Kelly has worked aggressively to promote the Marwari in the United States, taking out advertisements in breeder directories, cooperating with Bob Langrish, a top equine photographer, to shoot the horses for use in advertisements and breed encyclopedias, and drawing crowds at national horse fairs with exhibitions of tent pegging, a Rajera skill in which galloping riders attempt to spear a four-inch wooden block. She’s even tried her hand at equine performance art in a slick theatrical production called Ride, in which a troupe of classically trained dancers shares the ring with one of Kelly’s half-wild Marwari mares. Basing her estimate on information she’s gathered from breeders of Spanish Andalusians—another rare breed that has become increasingly popular in America—Kelly says spreading the word about the Marwari in this country will take at least another five years.

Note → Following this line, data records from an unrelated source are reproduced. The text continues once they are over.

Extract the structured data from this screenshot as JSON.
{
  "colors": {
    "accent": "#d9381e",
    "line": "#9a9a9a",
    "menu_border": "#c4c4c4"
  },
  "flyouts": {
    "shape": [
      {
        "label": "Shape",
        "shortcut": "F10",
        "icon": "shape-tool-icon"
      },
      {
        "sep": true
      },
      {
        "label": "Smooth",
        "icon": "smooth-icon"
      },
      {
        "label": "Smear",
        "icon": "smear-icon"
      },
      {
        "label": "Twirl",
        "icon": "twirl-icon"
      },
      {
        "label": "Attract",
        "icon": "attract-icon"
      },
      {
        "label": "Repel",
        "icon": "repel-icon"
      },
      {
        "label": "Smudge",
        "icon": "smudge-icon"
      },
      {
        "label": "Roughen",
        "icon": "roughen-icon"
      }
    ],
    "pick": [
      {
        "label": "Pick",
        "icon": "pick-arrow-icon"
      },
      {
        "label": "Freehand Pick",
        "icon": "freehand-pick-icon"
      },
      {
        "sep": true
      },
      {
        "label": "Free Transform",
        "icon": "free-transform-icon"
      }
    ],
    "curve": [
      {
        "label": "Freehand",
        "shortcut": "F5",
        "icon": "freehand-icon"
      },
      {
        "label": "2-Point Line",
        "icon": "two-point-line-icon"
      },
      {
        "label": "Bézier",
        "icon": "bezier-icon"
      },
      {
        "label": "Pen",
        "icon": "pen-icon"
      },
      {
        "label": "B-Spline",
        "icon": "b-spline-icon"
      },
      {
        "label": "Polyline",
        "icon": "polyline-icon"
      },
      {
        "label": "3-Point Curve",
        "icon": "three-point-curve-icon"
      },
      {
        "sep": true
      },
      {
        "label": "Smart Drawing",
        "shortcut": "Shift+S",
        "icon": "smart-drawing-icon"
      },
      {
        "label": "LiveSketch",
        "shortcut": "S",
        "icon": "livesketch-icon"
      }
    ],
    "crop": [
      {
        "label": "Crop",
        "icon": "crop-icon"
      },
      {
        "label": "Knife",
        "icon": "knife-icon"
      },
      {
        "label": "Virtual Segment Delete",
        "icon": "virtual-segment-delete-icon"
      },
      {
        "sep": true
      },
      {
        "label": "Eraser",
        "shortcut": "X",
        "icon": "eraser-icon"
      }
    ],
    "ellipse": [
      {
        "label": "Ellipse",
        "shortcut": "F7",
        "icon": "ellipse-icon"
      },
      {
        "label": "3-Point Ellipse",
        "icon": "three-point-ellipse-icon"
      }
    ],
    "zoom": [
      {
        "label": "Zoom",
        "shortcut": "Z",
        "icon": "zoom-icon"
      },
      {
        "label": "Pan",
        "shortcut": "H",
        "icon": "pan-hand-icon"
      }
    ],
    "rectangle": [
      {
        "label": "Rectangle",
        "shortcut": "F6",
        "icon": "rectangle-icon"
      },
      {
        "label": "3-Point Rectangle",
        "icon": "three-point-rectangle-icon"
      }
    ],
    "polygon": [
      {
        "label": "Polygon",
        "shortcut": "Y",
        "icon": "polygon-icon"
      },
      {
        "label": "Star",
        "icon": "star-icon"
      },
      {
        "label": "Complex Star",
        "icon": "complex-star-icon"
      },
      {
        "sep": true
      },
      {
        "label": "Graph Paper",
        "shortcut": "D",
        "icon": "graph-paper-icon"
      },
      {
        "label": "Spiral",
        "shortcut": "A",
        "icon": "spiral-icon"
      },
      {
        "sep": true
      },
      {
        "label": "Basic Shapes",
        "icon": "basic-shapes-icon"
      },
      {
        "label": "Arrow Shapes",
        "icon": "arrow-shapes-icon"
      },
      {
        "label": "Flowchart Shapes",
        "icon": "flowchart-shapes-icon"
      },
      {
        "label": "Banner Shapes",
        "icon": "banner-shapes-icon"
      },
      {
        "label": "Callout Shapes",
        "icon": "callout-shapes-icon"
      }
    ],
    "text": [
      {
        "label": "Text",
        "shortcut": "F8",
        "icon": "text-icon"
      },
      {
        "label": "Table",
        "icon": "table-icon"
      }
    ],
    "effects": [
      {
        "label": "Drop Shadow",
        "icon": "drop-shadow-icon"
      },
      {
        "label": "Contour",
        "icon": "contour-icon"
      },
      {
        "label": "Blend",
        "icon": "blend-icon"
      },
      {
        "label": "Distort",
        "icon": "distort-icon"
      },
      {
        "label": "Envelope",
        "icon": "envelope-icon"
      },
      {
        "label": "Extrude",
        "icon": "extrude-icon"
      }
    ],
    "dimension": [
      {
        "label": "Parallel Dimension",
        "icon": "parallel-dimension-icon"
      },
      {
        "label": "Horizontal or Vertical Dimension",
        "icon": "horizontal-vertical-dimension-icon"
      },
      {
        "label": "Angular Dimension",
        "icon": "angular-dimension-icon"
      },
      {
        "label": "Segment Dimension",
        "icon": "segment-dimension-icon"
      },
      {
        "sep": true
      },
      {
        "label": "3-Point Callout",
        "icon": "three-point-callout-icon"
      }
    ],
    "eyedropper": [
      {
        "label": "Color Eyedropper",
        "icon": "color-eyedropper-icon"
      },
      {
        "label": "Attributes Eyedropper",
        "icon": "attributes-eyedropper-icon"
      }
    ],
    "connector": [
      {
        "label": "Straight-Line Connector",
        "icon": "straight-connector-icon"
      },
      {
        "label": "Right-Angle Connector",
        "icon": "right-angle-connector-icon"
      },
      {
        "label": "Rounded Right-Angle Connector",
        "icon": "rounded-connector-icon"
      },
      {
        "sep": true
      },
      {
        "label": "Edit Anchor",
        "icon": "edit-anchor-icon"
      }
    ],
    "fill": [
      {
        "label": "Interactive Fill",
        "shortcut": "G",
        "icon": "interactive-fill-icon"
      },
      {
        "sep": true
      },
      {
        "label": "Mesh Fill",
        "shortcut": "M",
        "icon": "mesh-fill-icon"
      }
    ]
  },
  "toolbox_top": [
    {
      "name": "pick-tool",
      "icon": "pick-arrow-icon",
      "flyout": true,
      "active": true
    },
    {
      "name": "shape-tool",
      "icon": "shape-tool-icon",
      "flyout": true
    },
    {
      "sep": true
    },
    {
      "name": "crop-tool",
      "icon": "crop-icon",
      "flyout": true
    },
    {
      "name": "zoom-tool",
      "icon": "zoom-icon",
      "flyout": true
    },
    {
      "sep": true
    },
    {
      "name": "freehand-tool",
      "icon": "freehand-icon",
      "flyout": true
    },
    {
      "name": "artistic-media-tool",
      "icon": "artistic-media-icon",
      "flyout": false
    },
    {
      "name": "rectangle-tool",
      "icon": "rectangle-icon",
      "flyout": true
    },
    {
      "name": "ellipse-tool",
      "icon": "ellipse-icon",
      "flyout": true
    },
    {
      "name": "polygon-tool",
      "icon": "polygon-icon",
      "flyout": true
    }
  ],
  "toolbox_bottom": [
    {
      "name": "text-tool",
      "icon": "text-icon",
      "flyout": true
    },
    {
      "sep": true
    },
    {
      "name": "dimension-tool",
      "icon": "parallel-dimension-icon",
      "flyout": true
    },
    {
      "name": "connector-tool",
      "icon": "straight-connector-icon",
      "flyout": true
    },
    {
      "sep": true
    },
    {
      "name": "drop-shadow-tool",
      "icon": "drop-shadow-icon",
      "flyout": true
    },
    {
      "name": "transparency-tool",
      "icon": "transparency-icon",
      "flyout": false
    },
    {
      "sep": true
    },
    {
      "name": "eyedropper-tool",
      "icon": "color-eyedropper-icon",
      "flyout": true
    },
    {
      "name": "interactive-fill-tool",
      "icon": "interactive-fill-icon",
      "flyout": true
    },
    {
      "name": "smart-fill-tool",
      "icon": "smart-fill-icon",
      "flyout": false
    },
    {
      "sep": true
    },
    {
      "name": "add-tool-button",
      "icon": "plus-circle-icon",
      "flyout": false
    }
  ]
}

“My goal now is to find someone who is already set up as a major breeder, who has the passion and the funds to really put the Marwari on the map in America,” she told me in Chappaquiddick. “I’ve had multiple offers for individual horses, but I’ve resisted because that wouldn’t serve the breed.” As of spring 2004, her second shipment of horses was still waiting in India, after a strike by workers at John F. Kennedy airport in New York delayed her import plans until it was too late for one pregnant mare to travel. Setting up a viable gene pool in the United States to avoid inbreeding will require a major investment by a major breeder. Until that happens, Kelly has vowed not to scatter her horses or sell them to owners who aren’t interested in breeding them. Her biggest fear about offering her stallion Dilraj for sale is that someone interested in the horse’s “novelty value” might get fed up with the Marwari’s spirited temper and geld him. (So far, no suitable buyer has met her price.)
Kelly goes to India about three times a year now, and in early 2004, at the National Indigenous Horse Show (in Jaipur), she saw an encouraging sight: middle-class breeders, as well as royals and tribal horse traders, coming from all over Rajasthan to participate. She plans to sell her property in Chappaquiddick, mostly because it’s too isolated to be a useful headquarters. She’s looking for a place in California.
The obstacles she faces in establishing the Marwari in the United States are daunting. Previous examples of successful transplantation of new breeds such as the Andalusian, were well established long before they were introduced to America. “I don’t really have a master plan,” Kelly told me. “If you feel strongly about something, if you have these dreams, you’ve just got to work toward manifesting them. And I know it will happen, because I always hold out for things that I want, and, eventually, it falls into place.”